Se guérir
Question : Pourquoi ne faites-vous pas de miracles ? Tous les instructeurs en ont fait ?
Krishnamurti : Que voulez-vous dire par miracles ? Guérir les malades
corporellement, et ceux qui sont malades psychologiquement ? Les deux choses
ont été faites. D'autres l'ont fait et moi aussi je l'ai fait*.
Mais cela n'est d'aucune importance, n'est-ce pas ? Être guéri
psychologiquement est plus important qu'être guéri physiquement,
parce qu'être malade psychologiquement affecte le corps, qui, à
son tour, devient malade. Par conséquent, l'état de santé
psychologique est de beaucoup plus important que la santé physique -
ce qui ne veut pas dire que nous devions refuser le bien-être physique
; mais se concentrer simplement sur la santé physique ne provoquera pas
un bien-être psychologique. Tandis que, s'il y a une transformation dans
la psyché, dans l'esprit, cela agira inévitablement sur le bien-être
du physique. Le miracle que nous voulons tous, que nous espérons tous
voir arriver, est en réalité un signe de paresse, d'irresponsabilité.
Nous voulons que l'on fasse notre travail pour nous. Si je puis me permettre
de parler de moi-même, il fut un temps où moi aussi je faisais
le guérisseur ; mais j'ai découvert qu'il était bien plus
important de guérir l'esprit, l'état intérieur de l'individu.
Car, lorsque chacun de nous pourra trouver ses richesses intérieures,
il y aura une amélioration des maladies physiques. Celui qui se borne
à se concentrer sur les guérisons physiques peut devenir populaire,
attirer des foules, mais cela ne mènera pas l'homme au bonheur. Donc,
nous devrions nous concentrer sur la guérison du vide intérieur,
la maladie interne, la corruption interne, la déformation interne - et
cela ne peut fait que par vous. Personne ne peut vous guérir intérieurement,
et c’est cela le miracle de la chose. Un docteur peut vous guérir
extérieurement, un psychanalyste peut vous aider à être
normal, à être adapté à la société
; mais aller au-delà de cela, ce qui veut dire être réellement
bien portant, intérieurement vrai, clair, entièrement non corrompu
- cela, vous seul pouvez le faire et personne d’autre que vous ; et je
crois que se guérir soi-même complètement et sûrement
est le plus grand des miracles.
Krishnamurti
De la connaissance de soi.
Ed. Le Courrier du Livre, Paris, 1967.
*Dans
son petit livre autobiographique "Un éternel voyage" écrit
en 1966, Vimala Thakar fait le récit magnifique et émouvant de
ses rencontres et expériences avec Krishnamurti. En 1959, ses oreilles
commencèrent à lui causer de terribles soucis, provoquant saignements,
fièvre et des douleurs insupportables. Après une opération
sans succès, fin 1960, elle se résigna à mourir et se prépara,
tout en se sentant intérieurement d'un calme étrange et impénétrable.

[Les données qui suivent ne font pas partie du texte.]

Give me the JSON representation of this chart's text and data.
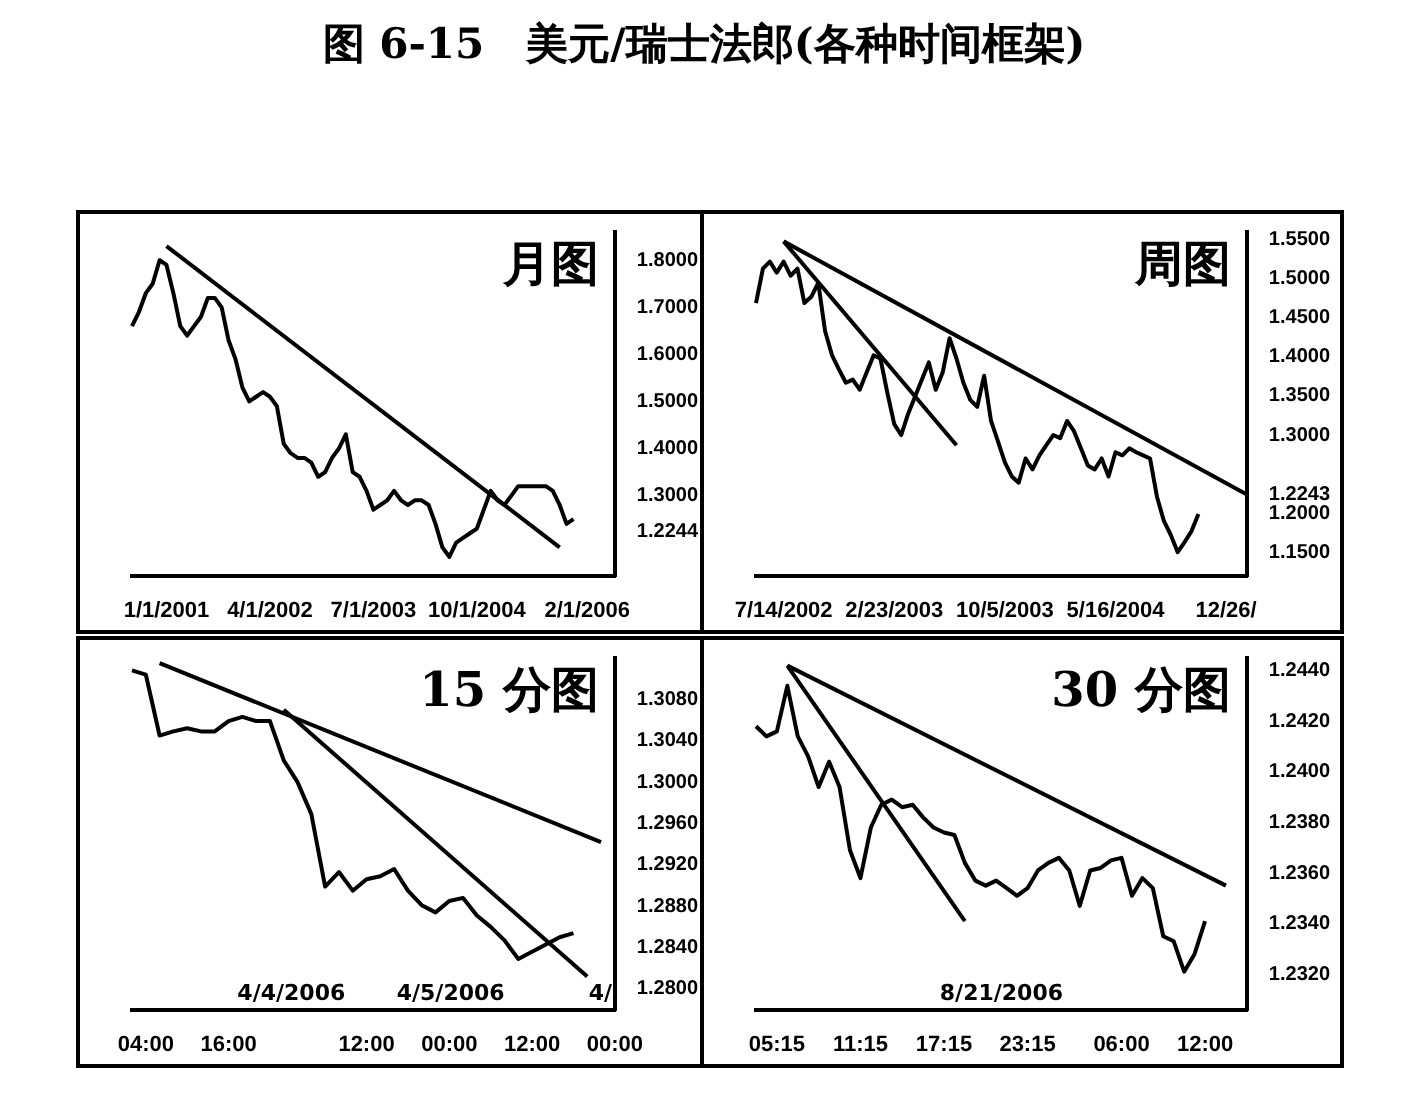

Son dernier espoir était d'aller en Angleterre pour consulter des spécialistes.
À ce moment, elle revit Krishnamurti qui lui proposa son aide. Il lui
dit que sa propre mère lui avait souvent dit que ses mains avaient un
pouvoir de guérison. Cette offre la rendait perplexe, car elle craignait
de compromettre la pureté de sa révérence et de son affection
pour lui comme enseignant en devenant son obligée. Mais après
réflexion, elle accepta son offre et fut immédiatement soulagée
par l'imposition de ses mains. La fièvre et les saignements cessèrent,
et elle ressentit une libération précieuse de la douleur. Après
quelques nouvelles séances, sa faculté auditive redevint normale.
Vimala se rendit quand même en Angleterre où les spécialistes
confirmèrent sa guérison, et alla se reposer en Suisse sur l’invitation
de Krishnamurti. Elle passa quelque temps avec lui à Gstaad. Elle souhaitait
comprendre ce qui s’était passé lors de sa guérison.
Au même moment, elle faisait l'expérience d'un grand bouleversement
de conscience. Elle écrit : "Quelque chose en moi a été
libéré et ne peut plus supporter des barrières. L'invasion
d'une nouvelle conscience, irrésistible et incontrôlable... a tout
balayé."
Persuadée que ce changement était aussi lié à sa
guérison, son sentiment d’une dette envers Krishnamurti la mettait
mal à l’aise. Il dut la convaincre que cela n’avait aucun
rapport et que lui-même ne savait pas comment cette guérison s’était
produite. Il lui dit : "Tu as écouté les paroles. Ton esprit
est sérieux. Les paroles ont pénétré profondément
ton être. Elle agissent depuis toujours. Un jour tu as réalisé
la vérité. Qu’ai-je fait ?... Pourquoi en faire une histoire?"